Living on Less

Zucchini Boats
½ pound sausage (**sale Country Style Sausage $1.99/lb**)
1 tablespoon Mrs. Dash Italian seasoning mix
1 medium onion, diced (**sale Washington sweet .79/lb**)
6 Roma tomatoes, chopped (**sale extra large Romas .89/lb**)
4-6 zucchini (**sale .79/lb**)
Spaghetti Sauce (**sale Prego 3/$5.00**), optional


Preheat oven to 350 degrees. Brown sausage with Mrs. Dash seasoning and onion until sausage is no longer pink. Remove from heat and add diced tomatoes. Spoon sausage mixture into zucchini middles. Meanwhile, wash and cut zucchini lengthwise and scoup out the centers. Place on a non-stick cooking sprayed 15x9x1 inch pan. Bake for 20-30 minutes or until zucchini can be pierced with a fork. Serve with warmed spaghetti sauce spooned over the top. Makes 4-6 servings.

Asian Beef and Noodles
8 oz. Linguine, uncooked
3 cups broccoli florets (**sale .59/pound**)
2 cups medium carrots, peeled and sliced
2 teaspoons vegetable oil
1 pound beef sirlion tip oven roast, sliced thinly (**sale $2.49/lb**)
¼ cup zesty Italian salad dressing
¼ cup teriyaki sauce
1 teaspoon ground ginger


Cook pasta according to package directions. The last 2 minutes of cooking, add the broccoli and carrots to the pasta water. Drain pasta mixture well. Meanwhile, in a large nonstick skillet cook mat until browned on all sides, stirring occasionally. Add dressing, teriyaki sauce and ginger. Cook until sauce thickens. Toss pasta mixture with meat mixture.
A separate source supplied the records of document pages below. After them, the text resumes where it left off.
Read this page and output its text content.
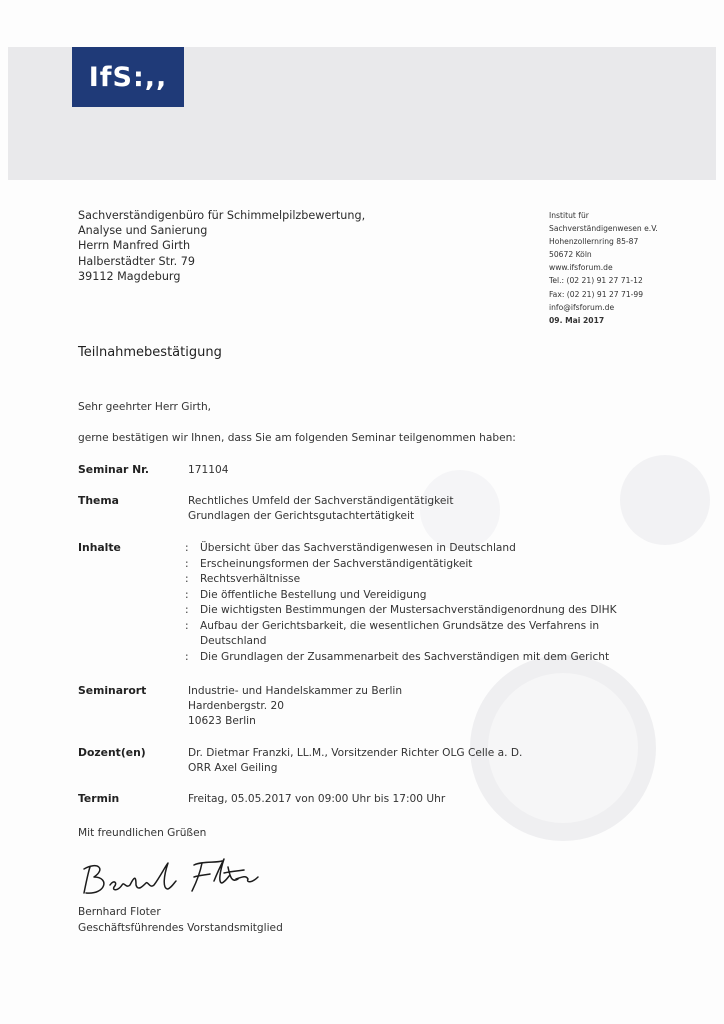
IfS:,,
Sachverständigenbüro für Schimmelpilzbewertung,
Analyse und Sanierung
Herrn Manfred Girth
Halberstädter Str. 79
39112 Magdeburg
Institut für
Sachverständigenwesen e.V.
Hohenzollernring 85-87
50672 Köln
www.ifsforum.de
Tel.: (02 21) 91 27 71-12
Fax: (02 21) 91 27 71-99
info@ifsforum.de
09. Mai 2017
Teilnahmebestätigung
Sehr geehrter Herr Girth,
gerne bestätigen wir Ihnen, dass Sie am folgenden Seminar teilgenommen haben:
Seminar Nr.	171104
Thema	Rechtliches Umfeld der Sachverständigentätigkeit
Grundlagen der Gerichtsgutachtertätigkeit
Inhalte	: Übersicht über das Sachverständigenwesen in Deutschland
: Erscheinungsformen der Sachverständigentätigkeit
: Rechtsverhältnisse
: Die öffentliche Bestellung und Vereidigung
: Die wichtigsten Bestimmungen der Mustersachverständigenordnung des DIHK
: Aufbau der Gerichtsbarkeit, die wesentlichen Grundsätze des Verfahrens in Deutschland
: Die Grundlagen der Zusammenarbeit des Sachverständigen mit dem Gericht
Seminarort	Industrie- und Handelskammer zu Berlin
Hardenbergstr. 20
10623 Berlin
Dozent(en)	Dr. Dietmar Franzki, LL.M., Vorsitzender Richter OLG Celle a. D.
ORR Axel Geiling
Termin	Freitag, 05.05.2017 von 09:00 Uhr bis 17:00 Uhr
Mit freundlichen Grüßen
Bernhard Floter
Geschäftsführendes Vorstandsmitglied
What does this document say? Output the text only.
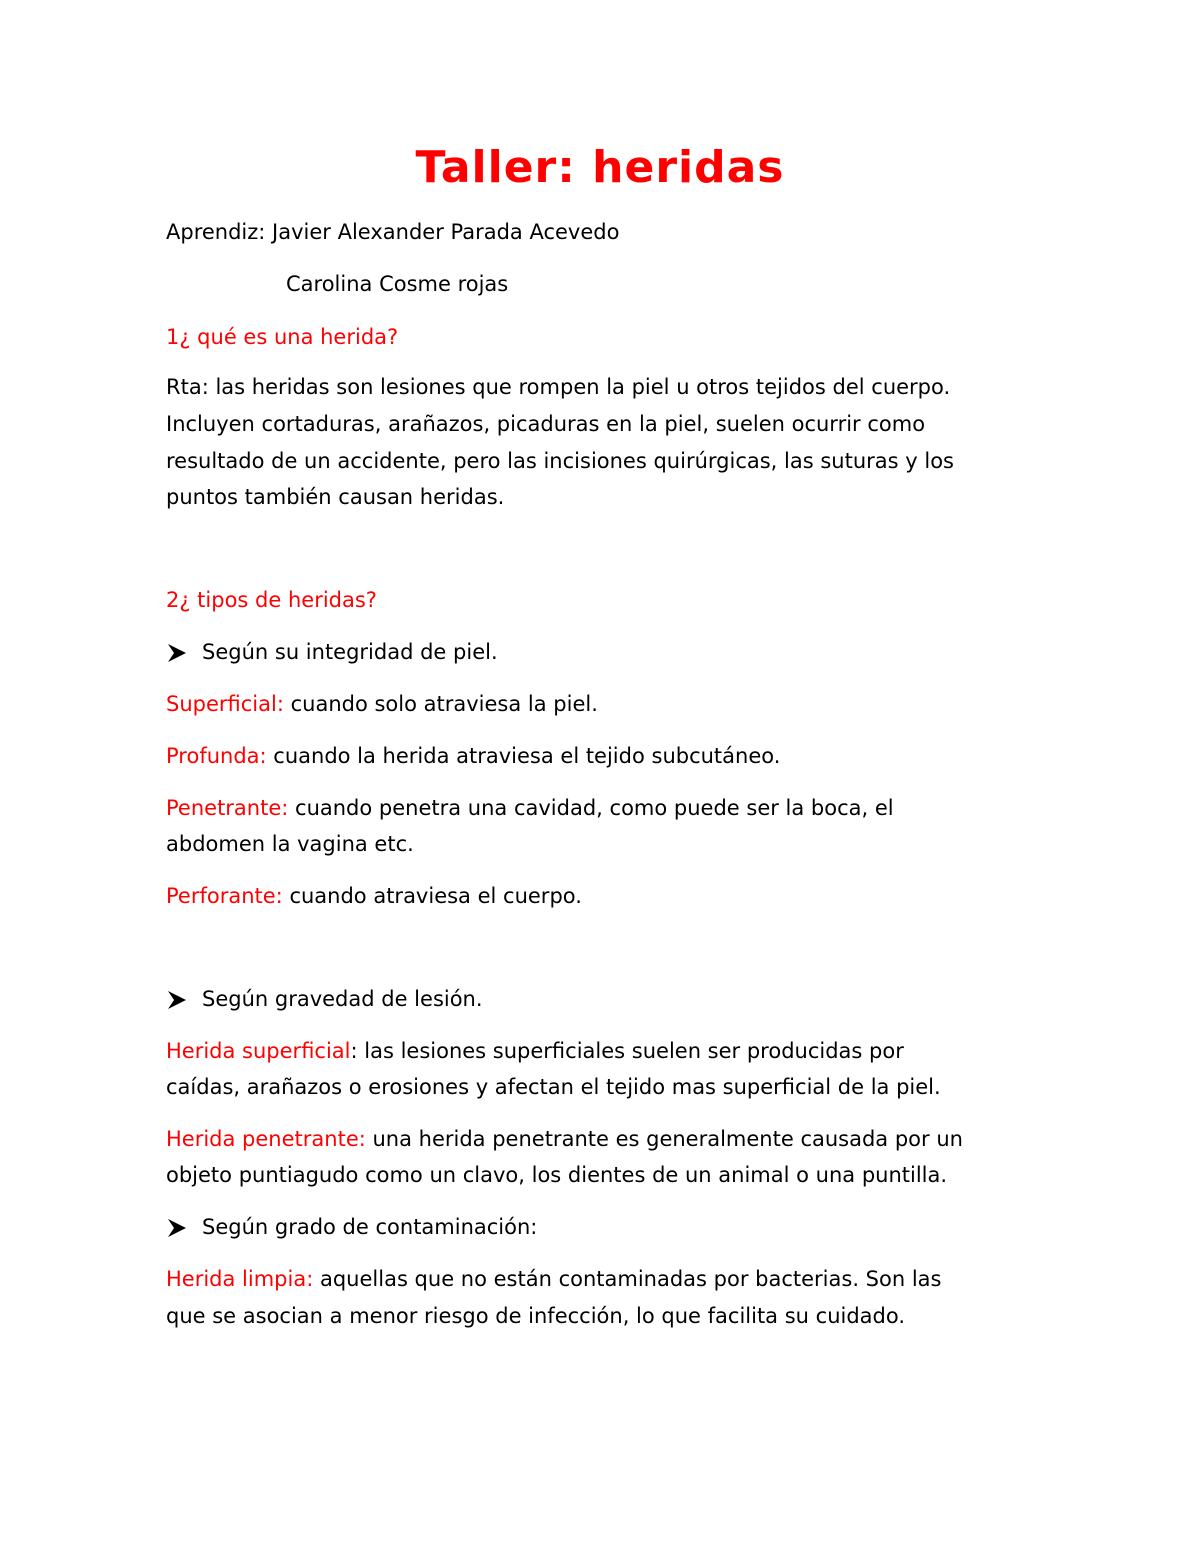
Taller: heridas
Aprendiz: Javier Alexander Parada Acevedo
Carolina Cosme rojas
1¿ qué es una herida?
Rta: las heridas son lesiones que rompen la piel u otros tejidos del cuerpo.
Incluyen cortaduras, arañazos, picaduras en la piel, suelen ocurrir como
resultado de un accidente, pero las incisiones quirúrgicas, las suturas y los
puntos también causan heridas.
2¿ tipos de heridas?
Según su integridad de piel.
Superficial: cuando solo atraviesa la piel.
Profunda: cuando la herida atraviesa el tejido subcutáneo.
Penetrante: cuando penetra una cavidad, como puede ser la boca, el
abdomen la vagina etc.
Perforante: cuando atraviesa el cuerpo.
Según gravedad de lesión.
Herida superficial: las lesiones superficiales suelen ser producidas por
caídas, arañazos o erosiones y afectan el tejido mas superficial de la piel.
Herida penetrante: una herida penetrante es generalmente causada por un
objeto puntiagudo como un clavo, los dientes de un animal o una puntilla.
Según grado de contaminación:
Herida limpia: aquellas que no están contaminadas por bacterias. Son las
que se asocian a menor riesgo de infección, lo que facilita su cuidado.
Makes 4 servings, 2 cups each.
Chicken Salad on Cantalope Rings
2 ½ cups cubed cooked chicken (**sale Bone-in Split Chicken breasts .99/pound**)
1 cup thinly sliced celery (**sale 2/$3.00 celery hearts**)
1 cup halved green grapes (**sale $3.99 Tri-color clam shell**)
2 tablespoons minced fresh parsley
½ cup mayonnaise
1 tablespoon lemon juice
1 tablespoon cider vinegar
1 ½ teaspoons prepared mustard
½ teaspoon salt
½ teaspoon sugar
1/8 teaspoon pepper
4 cantalope rings (**sale 3 lbs./$1.00**)
Toasted sliced almonds, garnished


In a large bowl, combine chicken, celery, grapes and parsley. Combine the next 7 ingredients and mix well. Pour over chicken mixture and toss. Chill for at least 1 hour. To serve, place 1 cup chicken salad on each cantalope ring and garnish with almonds. Makes 6 servings.